Garmin thinks the future of smartwatches is solar charging. In other words - unlimited battery life. I am in, hope this idea spreads to other products and companies as well. [Wired]


MEDIA

🥝 New Zealand's Stuff newspaper group joins Facebook boycott as an 'experiment'. That means no Facebook ads, posts (even FB groups are archived) and the same goes for the Instagram accounts. Full-on stop. Per deputy editor Janine Fenwick this is an experiment. And I guess it will be closely watched (Two years ago the biggest Brazilian newspaper quit Facebook but I couldn’t find any lessons learned, if you know of something, let me know). Stuff is the biggest news media website in New Zealand and owns dozens of newspapers around the country, employing more than 400 journalists. [The Guardian]

🎥 Hamilton on Disney+ FTW. The streaming platform saw a 74% increase in app downloads over the weekend because of Hamilton’s release (the musical movie of Lin-Manuel Miranda’s reimagining of the founding father’s life). This again shows something Netflix has seen again and again - good programming brings new users and drives subscriptions. Something, Quibi can only dream about (seriously, read that piece on Quibi, it’s superb). [Variety]

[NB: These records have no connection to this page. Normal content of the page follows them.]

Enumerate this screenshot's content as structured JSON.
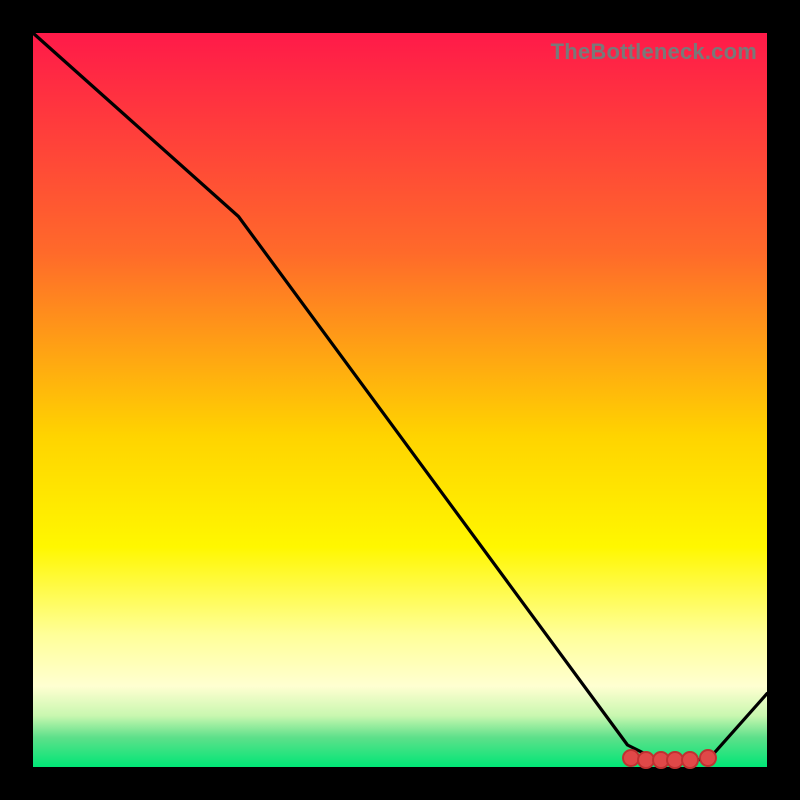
{
  "watermark": "TheBottleneck.com",
  "colors": {
    "frame_bg": "#000000",
    "curve_stroke": "#000000",
    "marker_fill": "#e04848",
    "marker_border": "#c03131",
    "gradient_stops": [
      {
        "offset": 0.0,
        "color": "#ff1a49"
      },
      {
        "offset": 0.3,
        "color": "#ff6a2a"
      },
      {
        "offset": 0.55,
        "color": "#ffd400"
      },
      {
        "offset": 0.7,
        "color": "#fff700"
      },
      {
        "offset": 0.82,
        "color": "#ffff99"
      },
      {
        "offset": 0.89,
        "color": "#ffffd1"
      },
      {
        "offset": 0.93,
        "color": "#c9f7b0"
      },
      {
        "offset": 0.96,
        "color": "#5de08a"
      },
      {
        "offset": 1.0,
        "color": "#00e676"
      }
    ]
  },
  "chart_data": {
    "type": "line",
    "title": "",
    "xlabel": "",
    "ylabel": "",
    "xlim": [
      0,
      100
    ],
    "ylim": [
      0,
      100
    ],
    "series": [
      {
        "name": "bottleneck-curve",
        "x": [
          0,
          28,
          81,
          85,
          92,
          100
        ],
        "values": [
          100,
          75,
          3,
          1,
          1,
          10
        ]
      }
    ],
    "markers": {
      "name": "optimal-range",
      "x": [
        81.5,
        83.5,
        85.5,
        87.5,
        89.5,
        92.0
      ],
      "values": [
        1.2,
        1.0,
        1.0,
        1.0,
        1.0,
        1.3
      ]
    }
  },
  "layout": {
    "frame_size": 800,
    "plot_inset": 33,
    "plot_size": 734
  }
}
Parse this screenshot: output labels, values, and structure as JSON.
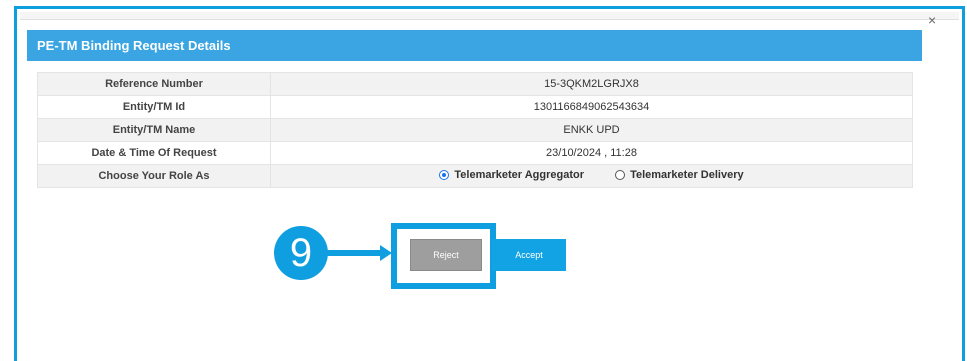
{
  "modal": {
    "title": "PE-TM Binding Request Details",
    "close_symbol": "×"
  },
  "details": {
    "rows": [
      {
        "label": "Reference Number",
        "value": "15-3QKM2LGRJX8"
      },
      {
        "label": "Entity/TM Id",
        "value": "1301166849062543634"
      },
      {
        "label": "Entity/TM Name",
        "value": "ENKK UPD"
      },
      {
        "label": "Date & Time Of Request",
        "value": "23/10/2024 , 11:28"
      }
    ],
    "role_label": "Choose Your Role As",
    "role_options": [
      {
        "label": "Telemarketer Aggregator",
        "selected": true
      },
      {
        "label": "Telemarketer Delivery",
        "selected": false
      }
    ]
  },
  "actions": {
    "reject_label": "Reject",
    "accept_label": "Accept"
  },
  "annotation": {
    "step_number": "9"
  },
  "colors": {
    "accent": "#0f9fe0",
    "header": "#3aa5e2",
    "reject_button": "#9e9e9e",
    "accept_button": "#11a3e4"
  }
}
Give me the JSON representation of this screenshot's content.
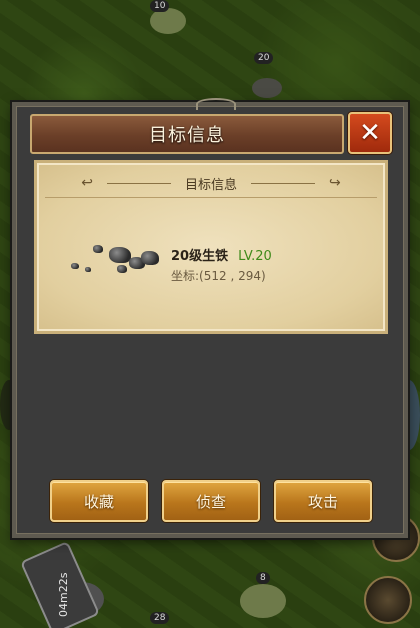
{
  "dialog": {
    "title": "目标信息",
    "subtitle": "目标信息",
    "target": {
      "name": "20级生铁",
      "level": "LV.20",
      "coords_label": "坐标:",
      "coords_value": "(512 , 294)"
    },
    "buttons": {
      "favorite": "收藏",
      "scout": "侦查",
      "attack": "攻击"
    }
  },
  "map": {
    "tags": [
      "10",
      "20",
      "28",
      "8"
    ],
    "timer": "04m22s"
  },
  "colors": {
    "header": "#6b3f28",
    "close": "#c03a12",
    "button": "#c4821e",
    "level": "#3f8a1a",
    "panel": "#e6d4a6"
  }
}
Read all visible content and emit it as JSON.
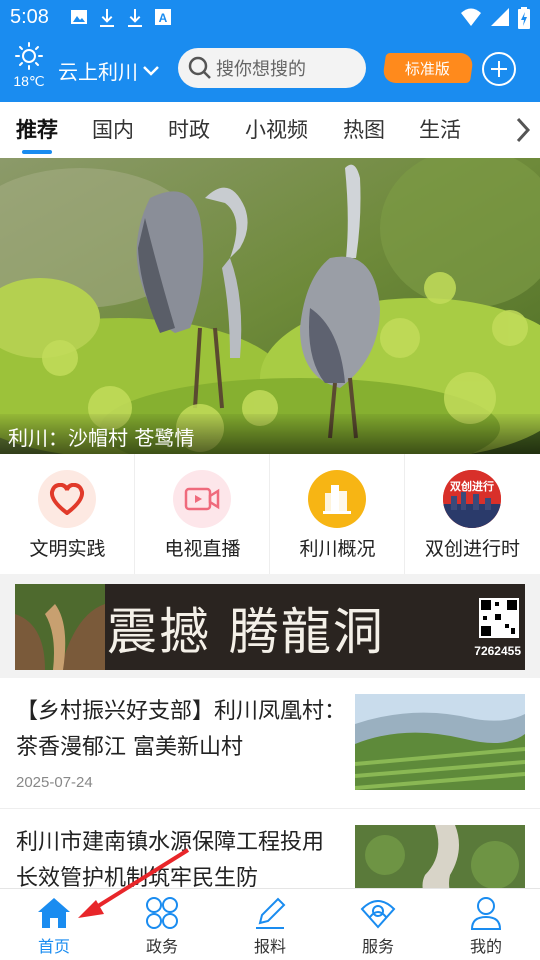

🛠️ Toolbox - a series on digital tools used by different publishers. I wrote the first part focusing on my employer. The series aims to help you pick tools based on their use cases by different publishers rather than throwing a bunch of “best newsroom tools” for this and that at you. Check it out and let me know what you think or if you work for a newsroom and want to participate, reach out. [The Fix]


PODCASTS

🎙️ Spotify’s ‘Sandra’ podcast goes global. OK, this is super interesting: In April 2018, Gimlet (now a Spotify company) launched Sandra, a seven-part fictional drama depicting a world where artificial intelligence isn’t so artificial. With big names like Alia Shawkat, Kristin Wiig, and Ethan Hawke, the show launched to critical acclaim. NOW, Spotify is launching a localized version of the podcast in France, Germany, Brazil, and Mexico. This is not a new idea, though the approach is quite refreshing - the script was adapted with an appreciation for local culture, language, and nuance. Spotify says each adaptation has an A-list cast mixed with traditional TV and film actors as well as digital creators and influencers. [Spotify Newsroom]

💰 SiriusXM buys Stitcher. The broadcasting giant, known for its subscription satellite radio programs like “The Howard Stern Show”, made big waves by buying Stitcher, the podcasting company. Why does it matter? First, it is reportedly the biggest deal in podcasting ever ($300 mil.). Second, as LA Times put it, SiriusXM is looking to bolster its presence as rivals such as Spotify and iHeartRadio have beefed up their investments in the space. Third, we are seeing consolidation in the podcasting market, which is good and bad. Strictly business-wise speaking, this could be another push for podcasting to go mainstream. [NiemanLab]

🎧 Looking for podcast recommendations? Here is a list by Nick Quah titled The Best Podcasts of the Year (So Far). Also, I strongly recommend, again, the new season of the Land of the Giants - The Netflix Effect. Yes, it is about Netflix and it is fascinating and fun.


OTHER NEWS

😂 Apple overlords. In an interview about his upcoming movie, Tom Hanks told the reporter he was sorry it would not get on the big screen. Thought the phrasing is just funny, see below. [The Guardian]

Hanks doesn’t just star in Greyhound, he also produced it and wrote the screenplay, adapting it from C S Forester’s novel The Good Shepherd. “My ego has run rampant, Hadley, and it’s all over the picture!” he hoots. Hanks has written films before – the 1996 paean to 60s bands, That Thing You Do!, and 2011’s Larry Crowne. But Greyhound has been an especial labour of love for him, one he sweated over for almost a decade, and it is one of those sweeping war movies that really should be seen on the big screen. So the change in plans has been, he says, “an absolute heartbreak. I don’t mean to make angry my Apple overlords, but there is a difference in picture and sound quality.”